Your immediate task is to prepare an aggregate plan for the coming year. The technical and
economic factors that must be considered in this plan are shown next.

Technical and Economic Information

1. The plant runs 5 days each week, and currently is running 10 lines with no
overtime. Each line requires six people to run. For planning purposes, the lines are
run for 7.5 hours each normal shift. Employees, though, are paid for eight hours’
work. It is possible to run up to two hours of overtime each day, but it must be
scheduled for a week at a time, and all the lines must run overtime when it is
scheduled. Workers are paid $20.00/hour during a regular shift and $30.00/hour on
overtime. The standard production rate for each line is 450 cases/hour.
2. The marketing forecast for demand is as follows: Q1—2,000; Q2—2,200; Q3—
2,500; Q4—2,650; and Q1 (next year)—2,200. These numbers are in 1,000-case units.
Each number represents a 13-week forecast.
3. Management has instructed manufacturing to maintain a two-week safety stock
supply of pudding inventory in the warehouses. The two-week supply should be
based on future expected sales. The following are ending inventory target levels to
comply with the safety stock requirement for each quarter: Q1—338; Q2—385; Q3—
408; Q4—338.
4. Inventory carrying cost is estimated by accounting to be $1.00 per case per year.
This means that if a case of pudding is held in inventory for an entire year, the cost to
just carry that case in inventory is $1.00. If a case is carried for only one week, the
cost is $1.00/52, or $0.01923. The cost is proportional to the time carried in
inventory. There are 200,000 cases in inventory at the beginning of Q1 (this is 200
cases in the 1,000-case units that the forecast is given in).
5. If a stock out occurs, the item is backordered and shipped at a later date. The cost
when a backorder occurs is $2.40 per case due to the loss of goodwill and the high
cost of emergency shipping.
6. The human resource group estimates that it costs $5,000 to hire and train a new
production employee. It costs $3,000 to lay off a production worker.
7. Make the following assumptions in your cost calculations:
• Inventory costs are based on inventory in excess of the safety stock
requirement.
• Backorder costs are incurred on the negative deviation from the planned safety
stock requirement, even though planned inventory may be positive.
• Overtime must be used over an entire quarter and should be based on hours
per day over that time.

Questions

1.Prepare an aggregate plan for the coming year, assuming that the sales forecast is perfect.
Use the worksheet “Bradford Manufacturing” that is in the “19 Sales and Operations
Planning” spreadsheet. In the worksheet, an area has been designated for your aggregate
plan solution. Supply the number of packaging lines to run and the number of overtime
hours for each quarter. You will need to set up the cost calculations in the spreadsheet.
You may want to try using the Excel Solver to find a low-cost solution.

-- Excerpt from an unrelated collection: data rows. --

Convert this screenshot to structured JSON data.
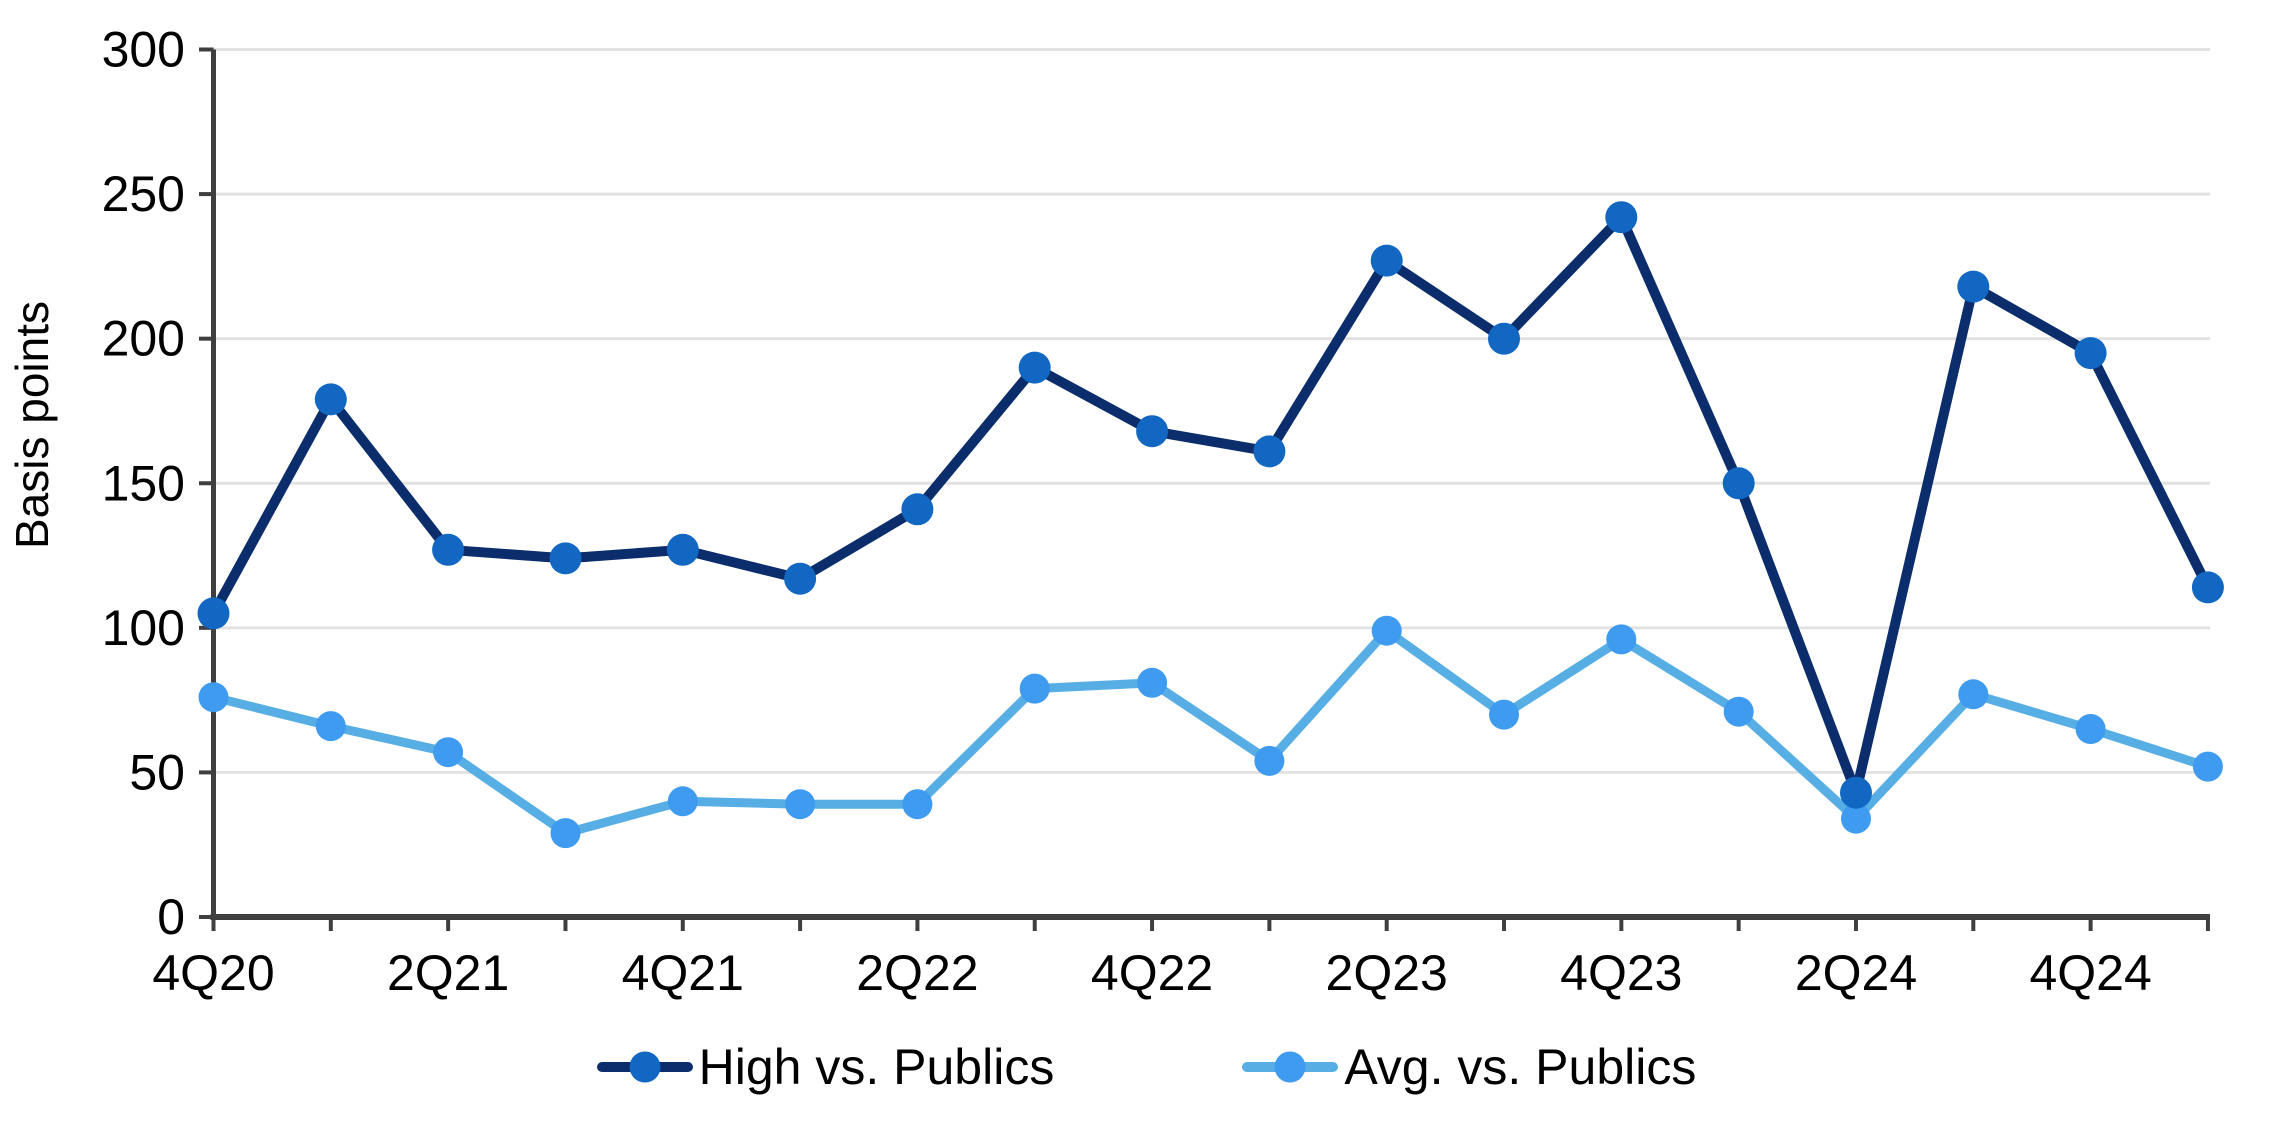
{
  "page": {
    "background": "#FFFFFF"
  },
  "axes": {
    "y_title": "Basis points"
  },
  "chart_data": {
    "type": "line",
    "title": "",
    "xlabel": "",
    "ylabel": "Basis points",
    "ylim": [
      0,
      300
    ],
    "yticks": [
      0,
      50,
      100,
      150,
      200,
      250,
      300
    ],
    "grid": "horizontal-only",
    "legend_position": "bottom",
    "categories": [
      "4Q20",
      "1Q21",
      "2Q21",
      "3Q21",
      "4Q21",
      "1Q22",
      "2Q22",
      "3Q22",
      "4Q22",
      "1Q23",
      "2Q23",
      "3Q23",
      "4Q23",
      "1Q24",
      "2Q24",
      "3Q24",
      "4Q24",
      "1Q25"
    ],
    "x_labels_shown_every": 2,
    "x_tick_labels_shown": [
      "4Q20",
      "2Q21",
      "4Q21",
      "2Q22",
      "4Q22",
      "2Q23",
      "4Q23",
      "2Q24",
      "4Q24"
    ],
    "series": [
      {
        "name": "High vs. Publics",
        "line_color": "#0B2D6B",
        "marker_color": "#1167C1",
        "values": [
          105,
          179,
          127,
          124,
          127,
          117,
          141,
          190,
          168,
          161,
          227,
          200,
          242,
          150,
          43,
          218,
          195,
          114
        ]
      },
      {
        "name": "Avg. vs. Publics",
        "line_color": "#57AEE4",
        "marker_color": "#3E9BF0",
        "values": [
          76,
          66,
          57,
          29,
          40,
          39,
          39,
          79,
          81,
          54,
          99,
          70,
          96,
          71,
          34,
          77,
          65,
          52
        ]
      }
    ],
    "colors": {
      "gridline": "#E2E2E2",
      "axis": "#3F3F3F",
      "text": "#000000"
    }
  }
}
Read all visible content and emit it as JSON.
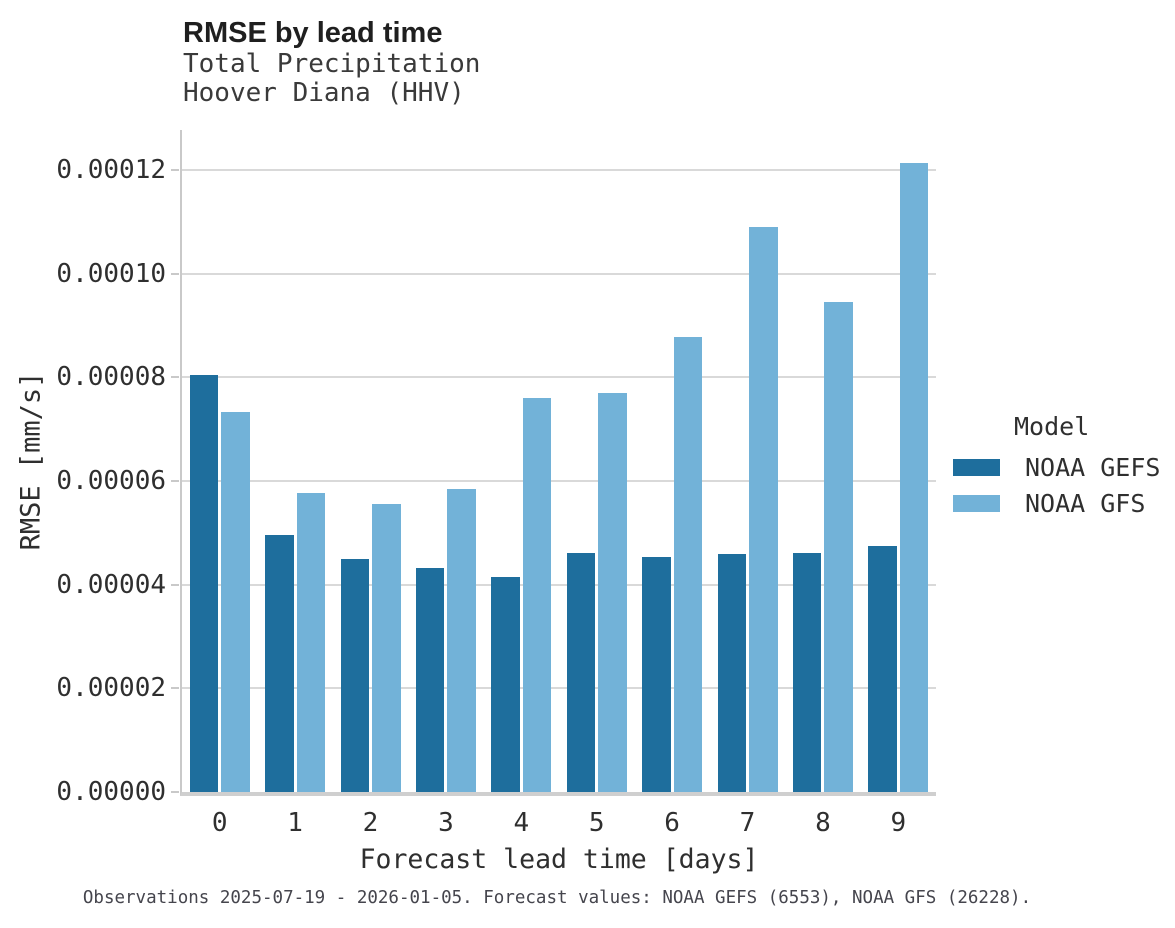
{
  "header": {
    "title": "RMSE by lead time",
    "subtitle_line1": "Total Precipitation",
    "subtitle_line2": "Hoover Diana (HHV)"
  },
  "footer": {
    "caption": "Observations 2025-07-19 - 2026-01-05. Forecast values: NOAA GEFS (6553), NOAA GFS (26228)."
  },
  "legend": {
    "title": "Model",
    "items": [
      {
        "label": "NOAA GEFS",
        "color": "#1e6e9d"
      },
      {
        "label": "NOAA GFS",
        "color": "#72b2d8"
      }
    ]
  },
  "style": {
    "grid_color": "#d9d9d9",
    "y_axis_line_color": "#c9c9c9",
    "x_axis_line_color": "#cfcfcf",
    "text_color": "#2f2f2f",
    "background": "#ffffff"
  },
  "chart_data": {
    "type": "bar",
    "title": "RMSE by lead time",
    "subtitle": [
      "Total Precipitation",
      "Hoover Diana (HHV)"
    ],
    "xlabel": "Forecast lead time [days]",
    "ylabel": "RMSE [mm/s]",
    "categories": [
      0,
      1,
      2,
      3,
      4,
      5,
      6,
      7,
      8,
      9
    ],
    "series": [
      {
        "name": "NOAA GEFS",
        "color": "#1e6e9d",
        "values": [
          8.04e-05,
          4.95e-05,
          4.5e-05,
          4.32e-05,
          4.15e-05,
          4.62e-05,
          4.53e-05,
          4.59e-05,
          4.61e-05,
          4.75e-05
        ]
      },
      {
        "name": "NOAA GFS",
        "color": "#72b2d8",
        "values": [
          7.34e-05,
          5.76e-05,
          5.55e-05,
          5.84e-05,
          7.6e-05,
          7.7e-05,
          8.77e-05,
          0.000109,
          9.46e-05,
          0.0001213
        ]
      }
    ],
    "y_ticks": [
      0.0,
      2e-05,
      4e-05,
      6e-05,
      8e-05,
      0.0001,
      0.00012
    ],
    "y_tick_decimals": 5,
    "ylim": [
      0,
      0.0001277
    ],
    "grid": "horizontal",
    "legend_position": "right",
    "legend_title": "Model"
  }
}
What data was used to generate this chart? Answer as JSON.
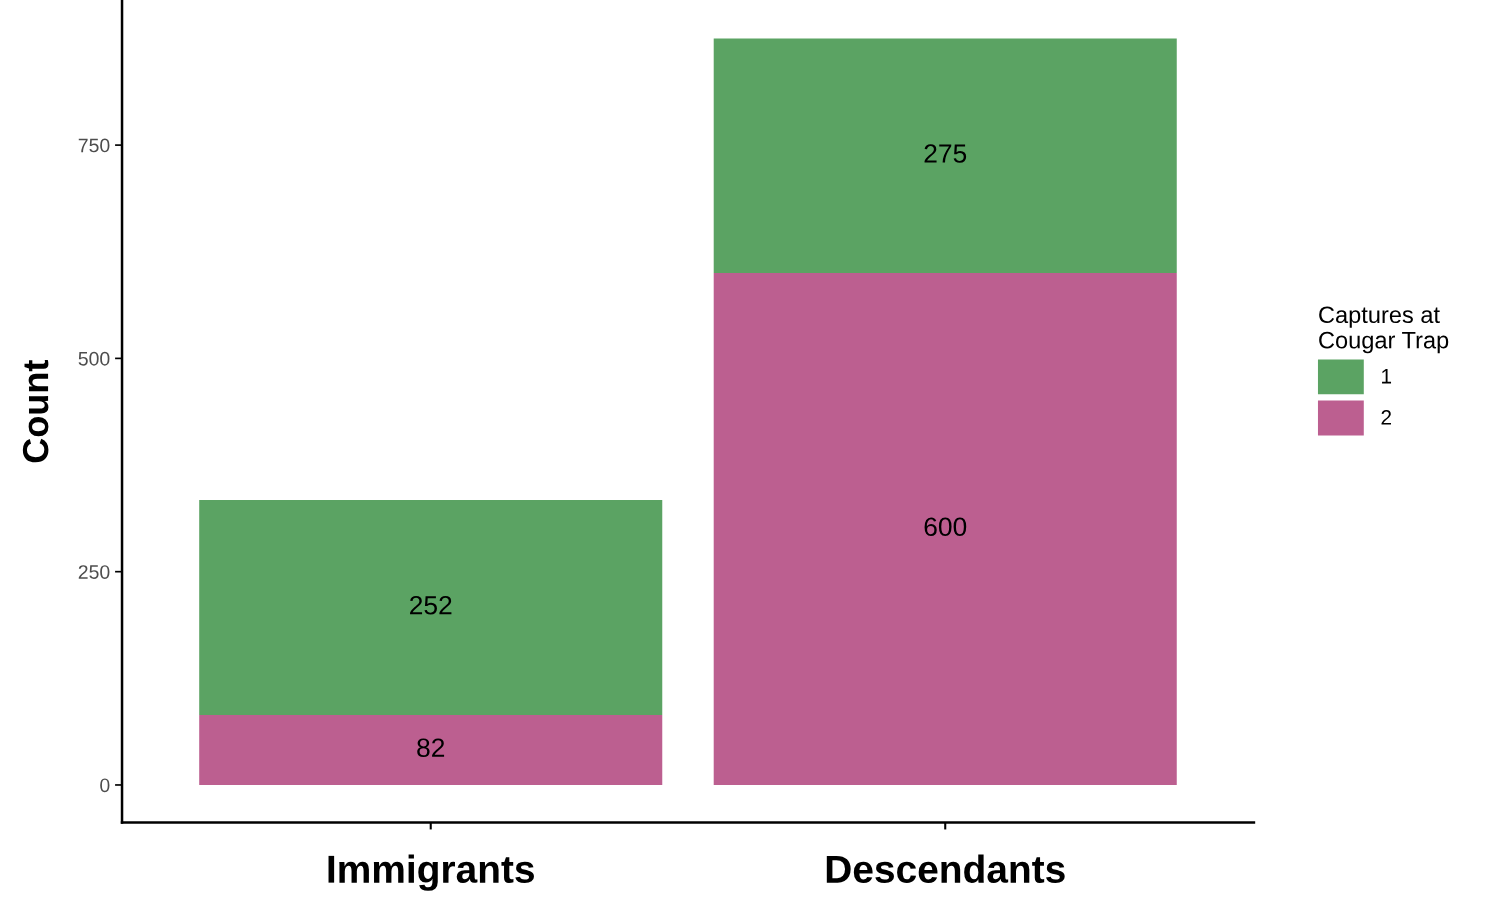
{
  "chart_data": {
    "type": "bar",
    "stacked": true,
    "ylabel": "Count",
    "legend_title": "Captures at\nCougar Trap",
    "legend": "right",
    "categories": [
      "Immigrants",
      "Descendants"
    ],
    "series": [
      {
        "name": "2",
        "color": "#bc5f90",
        "values": [
          82,
          600
        ]
      },
      {
        "name": "1",
        "color": "#5ba363",
        "values": [
          252,
          275
        ]
      }
    ],
    "ylim": [
      -44,
      919
    ],
    "yticks": [
      0,
      250,
      500,
      750
    ],
    "grid": false,
    "data_labels": true
  }
}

Remember that
your final solution needs an integer number of lines and an integer number of overtime
hours for each quarter. (Solutions that require 8.9134 lines and 1.256 hours of overtime are
not feasible.)
It is important that your spreadsheet calculations are set up so that any values in the
number of lines and overtime hours rows evaluates correctly. Your spreadsheet will be
evaluated based on this.

2. Find a solution to the problem that goes beyond just minimizing cost. Prepare a short
write-up that describes the process you went through to find your solution and that justifies
why you think it is a good solution.

APA 6th Edition (American Psychological Association) style citations and reference list
should be used when necessary. Additional references (other than those used for the
readings this week) are not required.